Lead investigator: Dr Paul Hang, Institute of Cancer Research
Award: £80,000, in partnership with the Children's Cancer and Leukaemia Group
Date: July 2019
Research Project: Next generation proteomic profiling of extracranial malignant rhabdoid tumours by DrPaul Huang (Institute of Cancer Research, London) and Dr Daniel Williamson (Newcastle University)
Rhabdoid tumours are highly aggressive childhood cancers that are fatal in most children, often within a year of diagnosis. These cancers carry mutations in SMARCB1, a gene involved in regulating the function of other genes. Current treatment for rhabdoid tumours cures very few children and often results in life-changing side-effects in survivors. Little is understood as to why treatment is effective in some children whilst not in others, or why the effect of initially beneficial treatment quickly wears off. There is an urgent need to discover new treatments with greater effectiveness as well as design molecular tests that can identify which children will benefit from existing drugs.

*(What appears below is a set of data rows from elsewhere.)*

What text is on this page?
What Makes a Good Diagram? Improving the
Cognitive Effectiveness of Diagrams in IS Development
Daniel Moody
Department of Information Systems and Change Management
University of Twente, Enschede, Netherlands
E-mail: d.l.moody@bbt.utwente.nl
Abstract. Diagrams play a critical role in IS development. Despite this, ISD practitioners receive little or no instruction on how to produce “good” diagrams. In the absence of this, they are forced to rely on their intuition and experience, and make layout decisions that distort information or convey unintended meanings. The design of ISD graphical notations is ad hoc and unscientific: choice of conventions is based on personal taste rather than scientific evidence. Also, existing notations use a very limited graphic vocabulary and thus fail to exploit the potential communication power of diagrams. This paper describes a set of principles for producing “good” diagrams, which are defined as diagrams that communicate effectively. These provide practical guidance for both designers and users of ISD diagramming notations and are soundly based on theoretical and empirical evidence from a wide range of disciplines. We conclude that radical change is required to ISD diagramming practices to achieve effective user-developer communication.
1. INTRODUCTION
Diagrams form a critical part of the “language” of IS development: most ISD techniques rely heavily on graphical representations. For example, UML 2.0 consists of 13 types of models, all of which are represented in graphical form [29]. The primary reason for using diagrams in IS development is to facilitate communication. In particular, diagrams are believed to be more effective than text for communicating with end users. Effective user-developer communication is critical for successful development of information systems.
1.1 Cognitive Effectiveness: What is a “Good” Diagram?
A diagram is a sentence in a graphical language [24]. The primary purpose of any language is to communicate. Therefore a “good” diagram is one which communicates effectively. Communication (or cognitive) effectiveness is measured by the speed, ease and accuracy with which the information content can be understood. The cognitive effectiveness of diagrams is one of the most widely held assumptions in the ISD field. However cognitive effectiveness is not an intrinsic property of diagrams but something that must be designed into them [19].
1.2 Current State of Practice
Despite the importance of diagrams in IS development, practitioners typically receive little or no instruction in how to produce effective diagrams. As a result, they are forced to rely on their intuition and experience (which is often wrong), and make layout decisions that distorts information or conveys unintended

This project is aimed at indentifying which are the cellular molecules that drive growth and spread of rhabdoid tumours, and to use this information to nominate new treatment strategies and develop real-time diagnostic tests for personalising treatment in patients. This study will use tissue samples obtained from rhabdoid tumour patients as well as from a group of closely related paediatric and adolescent cancers which similarly have SMARCB1 mutations.
By conducting comprehensive molecular profiling of these patient specimens, we will curate the protein-specific molecular drivers in this tumour type and link this information to known drug candidates and develop ways to predict for therapy response. In addition to the identification of new drug targets, we expect that our research will provide a means of estimating the sensitivity of an individual patient's cancer to available drugs ahead of starting treatment, enabling the development of a personalised approach to treating rhabdoid tumours.
Going forward, our work will provide the basis for new anticancer drug trials in rhabdoid tumours (and other SMARCB1 mutant cancers) that aim to establish effective and safe new treatments for these devastating diseases.